Hello everyone, its me.
I had a question again:
I was suppose to determine if these vectors, A, B, and C, and D Linear independent, Well A, B, C are linear independent, but D is not, I got

D =
3/5
-4/5
-1/5
0

A =
1
0
0
0

B =
0
1
0
0

C =
0
0
1
0

I row reduced and got:
1 0 0
0 1 0
0 0 1
If they are linearly dependent, determine a non-trivial linear relation - (a non-trivial relation is three numbers which are not all three zero.) Otherwise, if the vectors are linearly independent, enter 0's for the coefficients, since that relationship always holds.
A + B + C + D = 0.

So they want me to find Coefficents that make A + B +C +D= 0, and I'm confused on how I'm suppose to do that! Thanks!

 

[shmoe]

You found them to be linearly independent, they tell you what to pick as coefficients:

"...if the vectors are linearly independent, enter 0's for the coefficients, since that relationship always holds."

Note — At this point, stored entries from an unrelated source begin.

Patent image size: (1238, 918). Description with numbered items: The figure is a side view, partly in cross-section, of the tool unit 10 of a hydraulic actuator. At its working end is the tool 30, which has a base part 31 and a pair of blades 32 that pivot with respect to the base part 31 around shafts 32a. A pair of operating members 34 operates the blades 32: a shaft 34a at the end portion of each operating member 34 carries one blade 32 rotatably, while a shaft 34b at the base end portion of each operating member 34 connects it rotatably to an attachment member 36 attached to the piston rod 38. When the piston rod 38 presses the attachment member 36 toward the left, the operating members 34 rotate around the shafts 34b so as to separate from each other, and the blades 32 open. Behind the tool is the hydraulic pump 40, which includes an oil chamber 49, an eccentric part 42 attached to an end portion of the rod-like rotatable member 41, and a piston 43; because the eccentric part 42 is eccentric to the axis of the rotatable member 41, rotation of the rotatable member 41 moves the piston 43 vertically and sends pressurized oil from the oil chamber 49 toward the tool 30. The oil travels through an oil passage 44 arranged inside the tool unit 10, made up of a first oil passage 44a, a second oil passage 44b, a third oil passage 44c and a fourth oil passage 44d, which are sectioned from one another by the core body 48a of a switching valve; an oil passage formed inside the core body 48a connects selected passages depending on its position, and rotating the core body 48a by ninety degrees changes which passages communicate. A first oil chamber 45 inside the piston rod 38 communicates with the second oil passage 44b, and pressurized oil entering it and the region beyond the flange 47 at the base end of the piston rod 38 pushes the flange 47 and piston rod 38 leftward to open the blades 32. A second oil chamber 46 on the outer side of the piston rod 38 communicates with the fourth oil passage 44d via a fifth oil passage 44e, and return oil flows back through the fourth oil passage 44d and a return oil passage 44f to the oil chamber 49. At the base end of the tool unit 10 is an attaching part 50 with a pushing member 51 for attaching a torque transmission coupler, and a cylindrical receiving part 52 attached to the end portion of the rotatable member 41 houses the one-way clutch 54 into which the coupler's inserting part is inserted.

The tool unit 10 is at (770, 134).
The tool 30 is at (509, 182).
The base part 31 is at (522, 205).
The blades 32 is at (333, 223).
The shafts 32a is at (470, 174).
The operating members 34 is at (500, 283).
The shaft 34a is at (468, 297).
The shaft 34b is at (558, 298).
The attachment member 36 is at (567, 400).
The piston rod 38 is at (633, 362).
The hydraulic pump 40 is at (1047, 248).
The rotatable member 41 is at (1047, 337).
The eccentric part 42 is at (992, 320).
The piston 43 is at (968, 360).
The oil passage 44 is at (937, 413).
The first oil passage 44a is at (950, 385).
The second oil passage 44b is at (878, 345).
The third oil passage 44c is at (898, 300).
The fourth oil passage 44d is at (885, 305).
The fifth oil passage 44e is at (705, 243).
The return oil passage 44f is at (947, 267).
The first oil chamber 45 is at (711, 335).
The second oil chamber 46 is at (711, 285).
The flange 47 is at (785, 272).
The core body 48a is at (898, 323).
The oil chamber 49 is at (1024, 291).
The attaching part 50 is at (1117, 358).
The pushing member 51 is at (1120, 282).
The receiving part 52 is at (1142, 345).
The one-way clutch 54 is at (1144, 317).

Will any other choice of coefficients work? (Remember the definition of linear independence?)

 

[mr_coffee]

Shmoe, sorry u must have gotten my orginal post, after posting it i realized that hah, but i came across a simllair problem, in which A, B, and C, are L.I. But D isn't. And its throwing me off! thanks!

 

[HallsofIvy]

Write it out in detail:
$$\alpha A+ \beta B+ \gamma C+ \delta D= 0$$
is
$$(\alpha, 0, 0, 0)+ (0, \beta, 0, 0)+ (0, 0,\gamma, 0)+ (\frac{3}{5}\delta, -\frac{4}{5}\delta,-\frac{1}{5}\delta, 0)$$
$$= (\alpha+ \frac{3}{5}\delta,\beta-\frac{4}{5}\delta,\gamma-\frac{1}{5}\delta, 0)= (0,0,0,0)$$
So we must have
$$\alpha+ \frac{3}{5}\delta= 0$$
$$\beta-\frac{4}{5}\delta= 0$$
$$\gamma-\frac{1}{5}\delta= 0$$
That gives 3 equations for the 4 unknown numbers $\alpha, \beta, \gamma, \delta$. Of course, there are an infinite number of solutions. I suggest taking $\delta$ equal to some easy (non-zero) number and solving for the others.